______________________________________________________________________ ______________________________________________________________________
This repo is an end-to-end example on how to parse user agent strings
using the USERSTACK API, automation through Cron and AWS EC2, and data insertion to
a Snowflake table. This code also shows a basic email function for status updates.
About USERSTACK:
USERSTACK.com is a great API if you are looking to parse out user agent
information. Userstack offers a real-time, easy-to-use REST API interface
capable of parsing User-Agent strings to accurately detect device, browser
and operating system information.
Documetation can be found: https://userstack.com/documentation
Limitations:
The process requires user to create an USERSTACK account. Paid account For large parse
This example requires snowflake access.
Special note:
Paths were removed. To utilize this code in production you will need to point
to your cron path
It is assumed you have a data table with User agents already avaliable.
As a test you can use the User Agent data example given by USERSTACK
"Mozilla/5.0 (Macintosh; Intel Mac OS X 10_14_0) AppleWebKit/537.36 (KHTML, like Gecko) Chrome/71.0.3578.98 Safari/537.36"
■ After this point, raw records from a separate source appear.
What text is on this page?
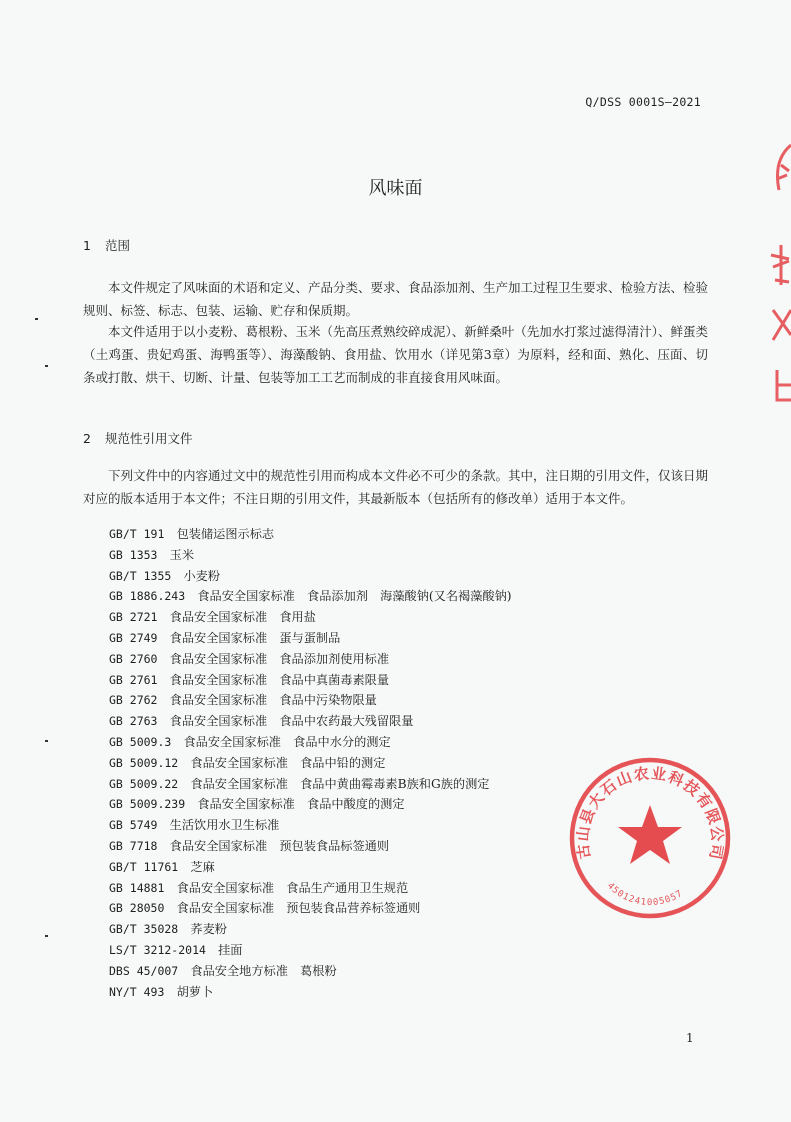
Q/DSS 0001S—2021
风味面
1 范围

本文件规定了风味面的术语和定义、产品分类、要求、食品添加剂、生产加工过程卫生要求、检验方法、检验规则、标签、标志、包装、运输、贮存和保质期。

本文件适用于以小麦粉、葛根粉、玉米（先高压煮熟绞碎成泥）、新鲜桑叶（先加水打浆过滤得清汁）、鲜蛋类（土鸡蛋、贵妃鸡蛋、海鸭蛋等）、海藻酸钠、食用盐、饮用水（详见第3章）为原料，经和面、熟化、压面、切条或打散、烘干、切断、计量、包装等加工工艺而制成的非直接食用风味面。

2 规范性引用文件

下列文件中的内容通过文中的规范性引用而构成本文件必不可少的条款。其中，注日期的引用文件，仅该日期对应的版本适用于本文件；不注日期的引用文件，其最新版本（包括所有的修改单）适用于本文件。

GB/T 191　 包装储运图示标志
GB 1353　 玉米
GB/T 1355　 小麦粉
GB 1886.243　 食品安全国家标准　食品添加剂　海藻酸钠(又名褐藻酸钠)
GB 2721　 食品安全国家标准　食用盐
GB 2749　 食品安全国家标准　蛋与蛋制品
GB 2760　 食品安全国家标准　食品添加剂使用标准
GB 2761　 食品安全国家标准　食品中真菌毒素限量
GB 2762　 食品安全国家标准　食品中污染物限量
GB 2763　 食品安全国家标准　食品中农药最大残留限量
GB 5009.3　 食品安全国家标准　食品中水分的测定
GB 5009.12　 食品安全国家标准　食品中铅的测定
GB 5009.22　 食品安全国家标准　食品中黄曲霉毒素B族和G族的测定
GB 5009.239　 食品安全国家标准　食品中酸度的测定
GB 5749　 生活饮用水卫生标准
GB 7718　 食品安全国家标准　预包装食品标签通则
GB/T 11761　 芝麻
GB 14881　 食品安全国家标准　食品生产通用卫生规范
GB 28050　 食品安全国家标准　预包装食品营养标签通则
GB/T 35028　 荞麦粉
LS/T 3212-2014　 挂面
DBS 45/007　 食品安全地方标准　葛根粉
NY/T 493　 胡萝卜
1
古山县大石山农业科技有限公司
4501241005057
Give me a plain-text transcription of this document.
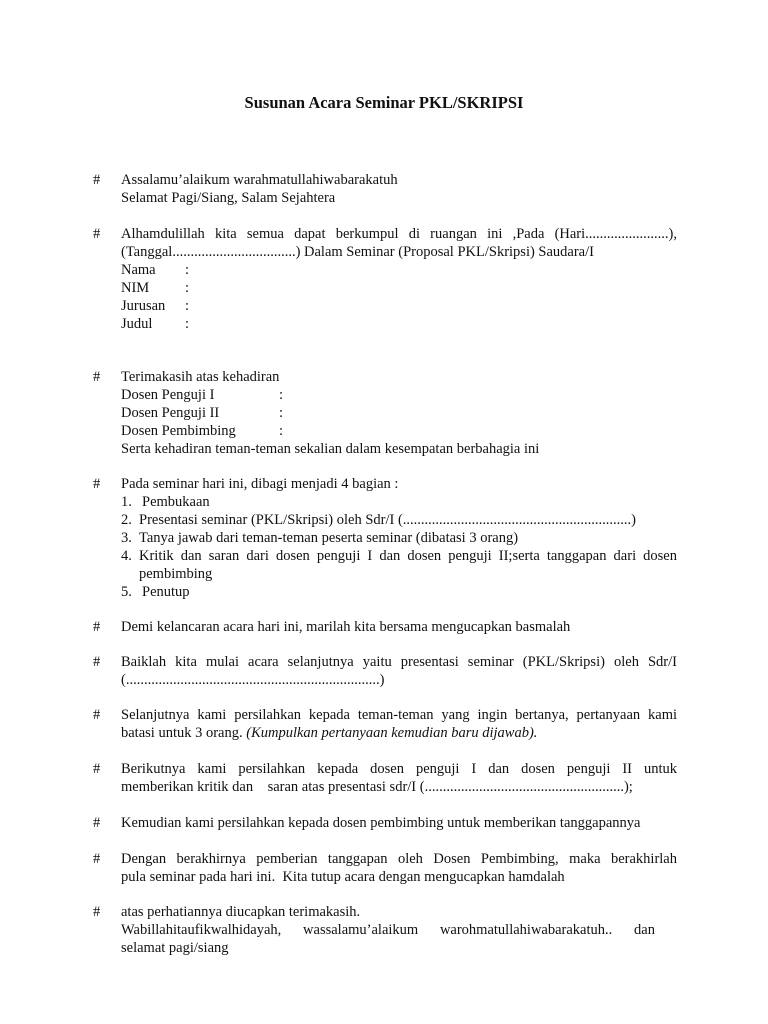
Susunan Acara Seminar PKL/SKRIPSI
# Assalamu’alaikum warahmatullahiwabarakatuh
Selamat Pagi/Siang, Salam Sejahtera
# Alhamdulillah kita semua dapat berkumpul di ruangan ini ,Pada (Hari.......................),
(Tanggal..................................) Dalam Seminar (Proposal PKL/Skripsi) Saudara/I
Nama	:
NIM	:
Jurusan	:
Judul	:
# Terimakasih atas kehadiran
Dosen Penguji I	:
Dosen Penguji II	:
Dosen Pembimbing	:
Serta kehadiran teman-teman sekalian dalam kesempatan berbahagia ini
# Pada seminar hari ini, dibagi menjadi 4 bagian :
1. Pembukaan
2. Presentasi seminar (PKL/Skripsi) oleh Sdr/I (...............................................................)
3. Tanya jawab dari teman-teman peserta seminar (dibatasi 3 orang)
4. Kritik dan saran dari dosen penguji I dan dosen penguji II;serta tanggapan dari dosen
pembimbing
5. Penutup
# Demi kelancaran acara hari ini, marilah kita bersama mengucapkan basmalah
# Baiklah kita mulai acara selanjutnya yaitu presentasi seminar (PKL/Skripsi) oleh Sdr/I
(......................................................................)
# Selanjutnya kami persilahkan kepada teman-teman yang ingin bertanya, pertanyaan kami
batasi untuk 3 orang. (Kumpulkan pertanyaan kemudian baru dijawab).
# Berikutnya kami persilahkan kepada dosen penguji I dan dosen penguji II untuk
memberikan kritik dan    saran atas presentasi sdr/I (.......................................................);
# Kemudian kami persilahkan kepada dosen pembimbing untuk memberikan tanggapannya
# Dengan berakhirnya pemberian tanggapan oleh Dosen Pembimbing, maka berakhirlah
pula seminar pada hari ini.  Kita tutup acara dengan mengucapkan hamdalah
# atas perhatiannya diucapkan terimakasih.
Wabillahitaufikwalhidayah,      wassalamu’alaikum      warohmatullahiwabarakatuh..      dan
selamat pagi/siang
Snowflake data -> ec2 -> API call -> clean parsed data in ec2 -> load to SNowflake
user-agent-parse
config.yaml:
This is a yaml configuration file
initiate_app.sh:
Preps program and creates venv and installs needed packages in EC2.
main.py:
This is the main parse script that turns data to dataframe and writes to snowflake
requirements.txt:
python lib requieremnts
user_agent_bash.sh:
This script is what is called in the cron task, and preps venv and runs main.py
log_file.log:
error log file
snowflake folder
ddl.sql:
Shows how to create a table in snowflake and defines table values
cron folder:
crontab.txt:
Shows cron schedule and path to run .sh program
1. git pull into EC2
2. Run in initiate_app.sh
3. set cron schedule